Enhancement of hydrogen production performance of novel perovskite LaNi 0 . 4 Al 0 . 6 O 3 ‐δ supported on MOF A520 ‐derived λ‐Al 2 O 3

Abstract

Methanol steam reforming (MSR) is a promising method for hydrogen production from renewable energy. The effect of λ-Al2O3 support derived from metal-organic frameworks (MOFs) aluminum fumarate (A520) on the performance and stability of LaNi0.4Al0.6O3-δ for MSR is investigated.

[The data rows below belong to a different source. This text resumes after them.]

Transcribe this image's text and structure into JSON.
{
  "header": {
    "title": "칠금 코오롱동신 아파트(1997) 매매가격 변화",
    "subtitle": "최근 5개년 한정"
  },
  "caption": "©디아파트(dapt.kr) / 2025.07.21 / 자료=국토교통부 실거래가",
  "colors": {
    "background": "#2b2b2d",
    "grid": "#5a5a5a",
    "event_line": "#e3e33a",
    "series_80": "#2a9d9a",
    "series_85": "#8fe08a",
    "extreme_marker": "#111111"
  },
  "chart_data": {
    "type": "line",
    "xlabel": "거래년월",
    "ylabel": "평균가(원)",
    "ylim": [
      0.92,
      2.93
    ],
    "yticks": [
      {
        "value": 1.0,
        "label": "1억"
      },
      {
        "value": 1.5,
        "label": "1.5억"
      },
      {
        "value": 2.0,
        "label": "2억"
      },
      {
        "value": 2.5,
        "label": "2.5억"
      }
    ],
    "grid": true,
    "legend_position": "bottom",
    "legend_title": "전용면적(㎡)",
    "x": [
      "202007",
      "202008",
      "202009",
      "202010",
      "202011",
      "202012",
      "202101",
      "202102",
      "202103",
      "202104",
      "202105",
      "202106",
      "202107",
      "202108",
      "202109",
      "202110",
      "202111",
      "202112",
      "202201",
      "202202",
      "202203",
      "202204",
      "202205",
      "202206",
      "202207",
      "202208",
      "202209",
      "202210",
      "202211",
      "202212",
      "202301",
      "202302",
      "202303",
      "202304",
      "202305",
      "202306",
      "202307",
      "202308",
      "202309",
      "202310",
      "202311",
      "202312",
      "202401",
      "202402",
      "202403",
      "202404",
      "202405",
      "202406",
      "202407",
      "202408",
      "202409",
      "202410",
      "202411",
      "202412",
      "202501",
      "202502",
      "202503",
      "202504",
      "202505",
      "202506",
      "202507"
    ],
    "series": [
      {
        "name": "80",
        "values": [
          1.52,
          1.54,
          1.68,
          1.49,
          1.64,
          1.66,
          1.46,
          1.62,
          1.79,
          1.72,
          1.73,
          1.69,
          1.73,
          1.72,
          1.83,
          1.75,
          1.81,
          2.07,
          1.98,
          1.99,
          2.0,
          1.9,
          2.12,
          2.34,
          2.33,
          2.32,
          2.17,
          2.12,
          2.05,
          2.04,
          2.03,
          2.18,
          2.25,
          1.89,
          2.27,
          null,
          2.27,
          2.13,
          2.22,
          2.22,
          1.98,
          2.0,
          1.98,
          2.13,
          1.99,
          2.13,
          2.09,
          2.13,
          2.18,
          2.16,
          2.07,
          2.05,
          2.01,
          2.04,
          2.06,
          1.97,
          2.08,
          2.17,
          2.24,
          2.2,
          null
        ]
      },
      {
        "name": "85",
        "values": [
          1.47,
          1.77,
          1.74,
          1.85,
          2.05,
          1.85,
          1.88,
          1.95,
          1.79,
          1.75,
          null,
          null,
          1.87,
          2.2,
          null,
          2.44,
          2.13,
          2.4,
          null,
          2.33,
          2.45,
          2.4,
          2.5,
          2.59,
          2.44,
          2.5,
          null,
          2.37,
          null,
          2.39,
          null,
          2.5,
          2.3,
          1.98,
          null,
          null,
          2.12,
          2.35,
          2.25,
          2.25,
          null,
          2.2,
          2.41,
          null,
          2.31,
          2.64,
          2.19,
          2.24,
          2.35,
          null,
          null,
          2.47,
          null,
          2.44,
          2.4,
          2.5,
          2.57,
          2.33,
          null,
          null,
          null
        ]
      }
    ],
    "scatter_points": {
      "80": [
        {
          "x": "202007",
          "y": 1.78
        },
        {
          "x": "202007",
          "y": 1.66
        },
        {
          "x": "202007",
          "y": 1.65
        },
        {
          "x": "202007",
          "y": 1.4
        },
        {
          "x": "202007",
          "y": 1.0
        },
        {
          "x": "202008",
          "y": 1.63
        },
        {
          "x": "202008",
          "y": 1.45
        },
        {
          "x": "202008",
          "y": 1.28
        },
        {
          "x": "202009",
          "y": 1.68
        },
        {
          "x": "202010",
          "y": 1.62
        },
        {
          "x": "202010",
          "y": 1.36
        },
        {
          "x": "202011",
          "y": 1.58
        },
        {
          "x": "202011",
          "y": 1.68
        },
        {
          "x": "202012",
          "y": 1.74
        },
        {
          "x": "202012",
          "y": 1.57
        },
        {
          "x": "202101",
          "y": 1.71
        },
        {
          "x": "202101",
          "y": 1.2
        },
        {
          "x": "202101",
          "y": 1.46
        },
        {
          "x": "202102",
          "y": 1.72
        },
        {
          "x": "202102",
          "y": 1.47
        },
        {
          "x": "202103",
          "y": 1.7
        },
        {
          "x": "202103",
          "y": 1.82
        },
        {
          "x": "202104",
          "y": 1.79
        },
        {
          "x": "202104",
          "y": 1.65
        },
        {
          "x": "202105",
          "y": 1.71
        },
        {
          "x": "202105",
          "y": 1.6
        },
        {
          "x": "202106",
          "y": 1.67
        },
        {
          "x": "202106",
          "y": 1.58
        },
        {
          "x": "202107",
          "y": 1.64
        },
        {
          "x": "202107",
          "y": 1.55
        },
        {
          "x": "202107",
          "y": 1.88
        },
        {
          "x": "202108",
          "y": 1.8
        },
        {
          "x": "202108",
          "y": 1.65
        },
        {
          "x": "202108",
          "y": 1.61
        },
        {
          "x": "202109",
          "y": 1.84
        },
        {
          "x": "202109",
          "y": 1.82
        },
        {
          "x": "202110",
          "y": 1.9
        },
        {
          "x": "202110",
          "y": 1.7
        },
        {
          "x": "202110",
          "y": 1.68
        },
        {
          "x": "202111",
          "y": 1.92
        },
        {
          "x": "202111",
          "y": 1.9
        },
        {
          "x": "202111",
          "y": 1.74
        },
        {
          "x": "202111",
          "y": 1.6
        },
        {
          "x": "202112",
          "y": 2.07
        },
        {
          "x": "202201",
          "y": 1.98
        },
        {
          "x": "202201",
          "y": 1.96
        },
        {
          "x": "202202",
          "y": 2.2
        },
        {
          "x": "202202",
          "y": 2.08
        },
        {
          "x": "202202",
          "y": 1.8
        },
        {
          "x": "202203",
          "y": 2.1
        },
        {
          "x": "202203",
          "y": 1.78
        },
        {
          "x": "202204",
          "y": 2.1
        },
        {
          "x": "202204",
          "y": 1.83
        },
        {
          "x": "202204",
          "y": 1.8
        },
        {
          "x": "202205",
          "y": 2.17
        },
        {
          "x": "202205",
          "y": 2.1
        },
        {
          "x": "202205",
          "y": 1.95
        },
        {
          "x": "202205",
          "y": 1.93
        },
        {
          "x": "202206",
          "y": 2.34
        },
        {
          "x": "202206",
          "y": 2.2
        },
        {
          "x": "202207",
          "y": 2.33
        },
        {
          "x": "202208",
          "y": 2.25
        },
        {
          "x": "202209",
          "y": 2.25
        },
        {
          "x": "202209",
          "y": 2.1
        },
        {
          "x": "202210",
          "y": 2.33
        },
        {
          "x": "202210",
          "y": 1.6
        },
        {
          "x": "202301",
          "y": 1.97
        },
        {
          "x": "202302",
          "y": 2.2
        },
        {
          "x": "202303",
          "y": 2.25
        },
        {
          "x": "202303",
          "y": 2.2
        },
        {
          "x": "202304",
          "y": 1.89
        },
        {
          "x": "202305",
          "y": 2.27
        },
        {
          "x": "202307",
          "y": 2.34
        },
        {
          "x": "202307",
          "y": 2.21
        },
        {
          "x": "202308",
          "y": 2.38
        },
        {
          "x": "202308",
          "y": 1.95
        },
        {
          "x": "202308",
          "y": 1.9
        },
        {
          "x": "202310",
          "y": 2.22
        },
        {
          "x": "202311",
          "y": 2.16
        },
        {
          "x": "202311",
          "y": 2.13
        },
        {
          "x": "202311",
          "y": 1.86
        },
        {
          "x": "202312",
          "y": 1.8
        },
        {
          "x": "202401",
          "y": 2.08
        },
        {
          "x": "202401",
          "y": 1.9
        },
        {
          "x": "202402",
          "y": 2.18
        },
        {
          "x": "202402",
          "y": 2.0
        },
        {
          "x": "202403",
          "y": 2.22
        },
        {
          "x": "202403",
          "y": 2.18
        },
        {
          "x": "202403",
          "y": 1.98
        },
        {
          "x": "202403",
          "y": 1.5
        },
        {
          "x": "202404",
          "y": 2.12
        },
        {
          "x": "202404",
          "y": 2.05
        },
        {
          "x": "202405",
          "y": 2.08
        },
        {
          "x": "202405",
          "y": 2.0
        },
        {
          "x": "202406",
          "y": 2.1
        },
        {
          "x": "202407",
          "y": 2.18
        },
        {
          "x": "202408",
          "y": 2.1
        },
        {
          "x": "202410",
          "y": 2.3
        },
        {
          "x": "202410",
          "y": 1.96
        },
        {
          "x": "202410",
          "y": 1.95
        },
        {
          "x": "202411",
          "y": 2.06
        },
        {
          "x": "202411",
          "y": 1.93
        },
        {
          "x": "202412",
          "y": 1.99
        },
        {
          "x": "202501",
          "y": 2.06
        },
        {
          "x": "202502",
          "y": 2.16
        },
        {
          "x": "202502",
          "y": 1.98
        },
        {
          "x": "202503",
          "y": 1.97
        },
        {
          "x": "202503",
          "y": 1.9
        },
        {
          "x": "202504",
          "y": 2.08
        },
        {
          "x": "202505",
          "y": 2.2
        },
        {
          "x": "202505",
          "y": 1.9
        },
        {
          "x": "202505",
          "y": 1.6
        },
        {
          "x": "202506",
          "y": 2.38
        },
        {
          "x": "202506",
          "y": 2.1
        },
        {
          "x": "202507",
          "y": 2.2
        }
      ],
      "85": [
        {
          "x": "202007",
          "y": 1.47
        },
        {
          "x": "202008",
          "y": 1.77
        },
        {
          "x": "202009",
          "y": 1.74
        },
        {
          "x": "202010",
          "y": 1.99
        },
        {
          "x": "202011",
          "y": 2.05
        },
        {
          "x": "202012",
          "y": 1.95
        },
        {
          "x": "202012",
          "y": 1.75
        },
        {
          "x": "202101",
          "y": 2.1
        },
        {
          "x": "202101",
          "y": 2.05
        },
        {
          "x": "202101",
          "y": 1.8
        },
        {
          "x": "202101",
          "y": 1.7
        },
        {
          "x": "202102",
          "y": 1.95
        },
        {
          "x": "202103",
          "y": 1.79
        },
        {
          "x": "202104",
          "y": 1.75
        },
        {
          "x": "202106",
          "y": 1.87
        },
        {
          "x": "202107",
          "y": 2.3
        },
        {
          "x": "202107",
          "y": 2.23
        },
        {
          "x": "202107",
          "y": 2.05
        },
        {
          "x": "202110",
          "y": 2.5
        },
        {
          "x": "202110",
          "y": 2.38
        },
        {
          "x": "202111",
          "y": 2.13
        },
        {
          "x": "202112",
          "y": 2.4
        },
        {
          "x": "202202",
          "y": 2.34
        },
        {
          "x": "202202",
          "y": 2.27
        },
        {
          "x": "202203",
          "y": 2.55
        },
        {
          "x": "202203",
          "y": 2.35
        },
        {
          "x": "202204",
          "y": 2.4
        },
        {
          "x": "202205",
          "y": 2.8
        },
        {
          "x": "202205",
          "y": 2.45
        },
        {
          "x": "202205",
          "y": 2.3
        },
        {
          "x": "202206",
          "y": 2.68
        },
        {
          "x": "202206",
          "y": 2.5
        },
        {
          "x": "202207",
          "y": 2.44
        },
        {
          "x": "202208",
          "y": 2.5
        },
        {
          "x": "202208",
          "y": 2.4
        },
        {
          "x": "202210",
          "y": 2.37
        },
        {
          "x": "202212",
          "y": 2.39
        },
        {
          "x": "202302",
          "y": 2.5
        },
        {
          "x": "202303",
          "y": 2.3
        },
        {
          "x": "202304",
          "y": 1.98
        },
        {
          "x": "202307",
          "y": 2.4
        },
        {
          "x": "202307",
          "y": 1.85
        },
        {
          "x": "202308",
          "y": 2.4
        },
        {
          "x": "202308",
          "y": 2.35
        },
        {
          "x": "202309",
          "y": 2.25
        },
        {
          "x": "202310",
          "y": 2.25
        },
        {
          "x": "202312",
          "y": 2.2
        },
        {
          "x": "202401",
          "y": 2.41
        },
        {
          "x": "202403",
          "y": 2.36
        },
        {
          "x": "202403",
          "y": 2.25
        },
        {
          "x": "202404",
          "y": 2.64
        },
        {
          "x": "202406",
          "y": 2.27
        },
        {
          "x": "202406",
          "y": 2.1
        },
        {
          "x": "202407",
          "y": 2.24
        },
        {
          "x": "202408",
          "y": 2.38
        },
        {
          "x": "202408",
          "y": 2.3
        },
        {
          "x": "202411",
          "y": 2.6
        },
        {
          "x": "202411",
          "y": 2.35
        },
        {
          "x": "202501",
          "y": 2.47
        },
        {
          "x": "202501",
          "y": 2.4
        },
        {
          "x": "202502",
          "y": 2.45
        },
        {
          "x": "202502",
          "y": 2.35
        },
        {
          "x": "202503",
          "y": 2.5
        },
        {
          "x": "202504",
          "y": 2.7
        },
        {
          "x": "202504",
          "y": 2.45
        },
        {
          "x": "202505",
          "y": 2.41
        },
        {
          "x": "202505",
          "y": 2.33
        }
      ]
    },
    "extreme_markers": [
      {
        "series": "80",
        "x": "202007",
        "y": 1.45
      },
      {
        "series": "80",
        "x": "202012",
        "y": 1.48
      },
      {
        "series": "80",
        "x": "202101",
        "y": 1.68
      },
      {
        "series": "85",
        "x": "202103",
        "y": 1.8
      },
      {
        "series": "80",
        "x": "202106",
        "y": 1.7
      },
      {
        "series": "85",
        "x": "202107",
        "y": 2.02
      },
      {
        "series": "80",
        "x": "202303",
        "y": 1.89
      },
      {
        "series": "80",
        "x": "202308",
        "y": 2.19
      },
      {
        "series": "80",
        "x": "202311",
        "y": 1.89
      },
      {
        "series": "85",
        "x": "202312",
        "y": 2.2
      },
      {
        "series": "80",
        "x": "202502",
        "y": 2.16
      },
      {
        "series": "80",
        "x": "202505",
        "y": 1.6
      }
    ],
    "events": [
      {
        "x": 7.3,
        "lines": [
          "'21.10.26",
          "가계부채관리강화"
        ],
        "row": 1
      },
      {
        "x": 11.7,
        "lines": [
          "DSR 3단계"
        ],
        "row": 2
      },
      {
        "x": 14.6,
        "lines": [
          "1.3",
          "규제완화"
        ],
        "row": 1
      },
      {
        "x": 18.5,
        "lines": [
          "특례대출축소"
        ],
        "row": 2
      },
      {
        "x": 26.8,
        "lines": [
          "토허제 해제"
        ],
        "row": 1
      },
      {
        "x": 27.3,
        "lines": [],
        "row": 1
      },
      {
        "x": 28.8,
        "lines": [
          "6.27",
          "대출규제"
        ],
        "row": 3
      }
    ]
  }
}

Results demonstrate that compared with LaNi0.4Al0.6O3-δ, LaNi0.4Al0.6O3-δ/λ-Al2O3 can achieve complete conversion of methanol and excellent thermal stability due to the higher SBET and strong interaction between the metal components and λ-Al2O3. Characterization results indicate that the LaNi0.4Al0.6O3-δ/λ-Al2O3 catalyst, which was not successfully reduced due to its robust structure, still has active sites for the MSR reaction. This characteristic of the catalyst has the potential to be applied for onboard in-situ hydrogen production, because it can shorten the time of hydrogen reduction process. Furthermore, the effects of catalytic temperature, feed water-methanol ratio, and liquid hourly space velocity on performance of LaNi0.4Al0.6O3-δ/λ-Al2O3 are studied in detail and the optimal conditions ​​are determined and applied for stability tests.